More than 1,500 delegates including people who claim to have had NDEs are attending the one-day conference, which aims to take stock of the disputed phenomenon in the most scientific way possible.
(Via Unknown Country.)
As someone frequently pegged for a hard-core transhumanist, I'm unimpressed by attempts to expunge nonlocal consciousness from the realm of possibility. If pressed, I'd argue that some form of awareness can indeed survive biological death -- a concept that's nothing less that heretical to the reigning "Singularitarian" school of thought. Intead of a mystical impediment, I see this as a potential boon for future technologies -- albeit one that existing paradigms are largely incapable of recognizing, let alone dealing with in a meaningful way.
2 comments:
I try to be open minded about NDEs as well as encounter experiences, because the phenomenon is still so poorly understood. I liken it to the cancer spikes in the 50s, 60s and 70s, when average people had a vague sense that an awful lot of people "seemed" to be dying of lung cancer - a fact pooh-poohed by the medical establishment and government until later confirmation.

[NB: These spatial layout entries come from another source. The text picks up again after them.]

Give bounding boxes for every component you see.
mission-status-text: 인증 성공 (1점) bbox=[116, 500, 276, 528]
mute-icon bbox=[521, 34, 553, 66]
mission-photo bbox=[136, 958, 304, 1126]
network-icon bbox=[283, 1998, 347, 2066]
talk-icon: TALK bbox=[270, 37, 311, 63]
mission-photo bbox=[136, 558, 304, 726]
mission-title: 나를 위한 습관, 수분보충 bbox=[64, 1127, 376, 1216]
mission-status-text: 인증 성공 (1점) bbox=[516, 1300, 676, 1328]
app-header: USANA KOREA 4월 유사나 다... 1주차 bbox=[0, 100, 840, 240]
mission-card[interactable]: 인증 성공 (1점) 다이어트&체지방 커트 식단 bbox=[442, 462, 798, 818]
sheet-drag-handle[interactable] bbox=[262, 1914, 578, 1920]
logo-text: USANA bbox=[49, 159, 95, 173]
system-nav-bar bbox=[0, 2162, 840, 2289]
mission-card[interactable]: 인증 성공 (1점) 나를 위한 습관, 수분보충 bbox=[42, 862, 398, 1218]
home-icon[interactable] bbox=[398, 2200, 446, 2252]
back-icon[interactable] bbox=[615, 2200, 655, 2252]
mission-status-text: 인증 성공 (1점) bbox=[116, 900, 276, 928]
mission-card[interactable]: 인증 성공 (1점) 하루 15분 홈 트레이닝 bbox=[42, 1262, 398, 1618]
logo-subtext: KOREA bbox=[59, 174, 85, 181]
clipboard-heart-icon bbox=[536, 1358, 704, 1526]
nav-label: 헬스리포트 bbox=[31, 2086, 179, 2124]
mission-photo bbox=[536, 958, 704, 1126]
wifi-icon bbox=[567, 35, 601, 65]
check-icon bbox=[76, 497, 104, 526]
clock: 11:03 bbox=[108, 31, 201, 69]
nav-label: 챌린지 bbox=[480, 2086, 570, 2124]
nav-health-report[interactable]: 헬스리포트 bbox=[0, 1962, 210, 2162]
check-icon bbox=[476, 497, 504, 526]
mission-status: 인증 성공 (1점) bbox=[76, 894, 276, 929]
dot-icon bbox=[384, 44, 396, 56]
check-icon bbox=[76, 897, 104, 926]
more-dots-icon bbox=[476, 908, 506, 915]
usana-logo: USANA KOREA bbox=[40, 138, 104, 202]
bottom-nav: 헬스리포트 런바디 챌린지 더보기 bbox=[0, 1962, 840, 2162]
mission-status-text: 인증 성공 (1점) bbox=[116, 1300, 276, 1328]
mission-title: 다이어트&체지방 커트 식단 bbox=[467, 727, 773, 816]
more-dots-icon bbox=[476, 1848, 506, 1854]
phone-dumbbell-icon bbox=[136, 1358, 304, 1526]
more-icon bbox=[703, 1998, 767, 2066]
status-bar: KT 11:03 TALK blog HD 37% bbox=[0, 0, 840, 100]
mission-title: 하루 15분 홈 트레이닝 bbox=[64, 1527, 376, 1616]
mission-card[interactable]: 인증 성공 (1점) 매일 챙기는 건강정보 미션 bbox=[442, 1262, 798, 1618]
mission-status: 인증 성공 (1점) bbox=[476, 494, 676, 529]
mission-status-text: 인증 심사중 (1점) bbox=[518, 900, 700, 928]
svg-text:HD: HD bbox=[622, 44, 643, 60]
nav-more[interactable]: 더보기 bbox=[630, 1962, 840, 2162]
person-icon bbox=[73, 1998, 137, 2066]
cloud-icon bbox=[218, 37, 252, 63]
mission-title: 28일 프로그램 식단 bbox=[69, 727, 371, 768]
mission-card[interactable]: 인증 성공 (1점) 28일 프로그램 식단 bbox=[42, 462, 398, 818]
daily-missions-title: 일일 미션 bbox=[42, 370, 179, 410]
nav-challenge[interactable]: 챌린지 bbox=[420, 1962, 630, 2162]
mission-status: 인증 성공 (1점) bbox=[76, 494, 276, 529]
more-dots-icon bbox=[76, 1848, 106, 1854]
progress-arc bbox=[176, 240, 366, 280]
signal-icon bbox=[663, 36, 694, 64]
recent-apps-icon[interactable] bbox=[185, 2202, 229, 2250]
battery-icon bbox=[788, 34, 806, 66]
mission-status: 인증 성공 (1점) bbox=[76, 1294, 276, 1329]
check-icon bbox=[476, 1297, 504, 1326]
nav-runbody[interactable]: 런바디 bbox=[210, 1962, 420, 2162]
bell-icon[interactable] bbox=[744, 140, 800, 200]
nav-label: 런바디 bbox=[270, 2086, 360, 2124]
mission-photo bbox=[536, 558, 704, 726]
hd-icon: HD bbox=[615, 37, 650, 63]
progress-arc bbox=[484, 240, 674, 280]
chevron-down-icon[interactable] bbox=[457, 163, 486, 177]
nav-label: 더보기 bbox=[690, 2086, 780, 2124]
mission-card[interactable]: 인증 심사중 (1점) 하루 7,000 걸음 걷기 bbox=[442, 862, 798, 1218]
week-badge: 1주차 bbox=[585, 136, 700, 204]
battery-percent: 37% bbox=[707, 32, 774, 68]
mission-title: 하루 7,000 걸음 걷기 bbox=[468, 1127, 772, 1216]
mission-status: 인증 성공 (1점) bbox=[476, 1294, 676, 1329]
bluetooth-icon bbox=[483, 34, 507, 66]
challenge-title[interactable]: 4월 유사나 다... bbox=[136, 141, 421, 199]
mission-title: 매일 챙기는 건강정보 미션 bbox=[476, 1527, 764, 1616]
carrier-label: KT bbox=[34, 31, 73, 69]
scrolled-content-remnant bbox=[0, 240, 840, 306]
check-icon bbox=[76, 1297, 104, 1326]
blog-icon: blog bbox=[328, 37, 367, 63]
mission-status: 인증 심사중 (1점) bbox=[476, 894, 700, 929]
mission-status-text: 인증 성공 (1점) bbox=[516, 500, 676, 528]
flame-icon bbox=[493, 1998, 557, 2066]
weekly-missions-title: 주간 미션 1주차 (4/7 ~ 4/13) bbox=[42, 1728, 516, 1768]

btw, I love the word "Singlaritarian". Would adherents be known as "Singularitistas"?
Unfortunately, it's really fashionable for mainline transhumanists to issue trite, dismissive comments about anything they don't understand, which is why I make no attempt to ally myself with them intellectually. I've found, to my dismay, that "fringe" groups
of all sorts love excluding other fringe groups. It's an ego thing.
I like your analogy to cancer spikes.
btw, I love the word "Singlaritarian". Would adherents be known as "Singularitistas"?
I like using the word because
a.) it's actually what the term they use
and
b.) it inadvertantly emphasizes the cult-like mentality that's taken over technological futurism.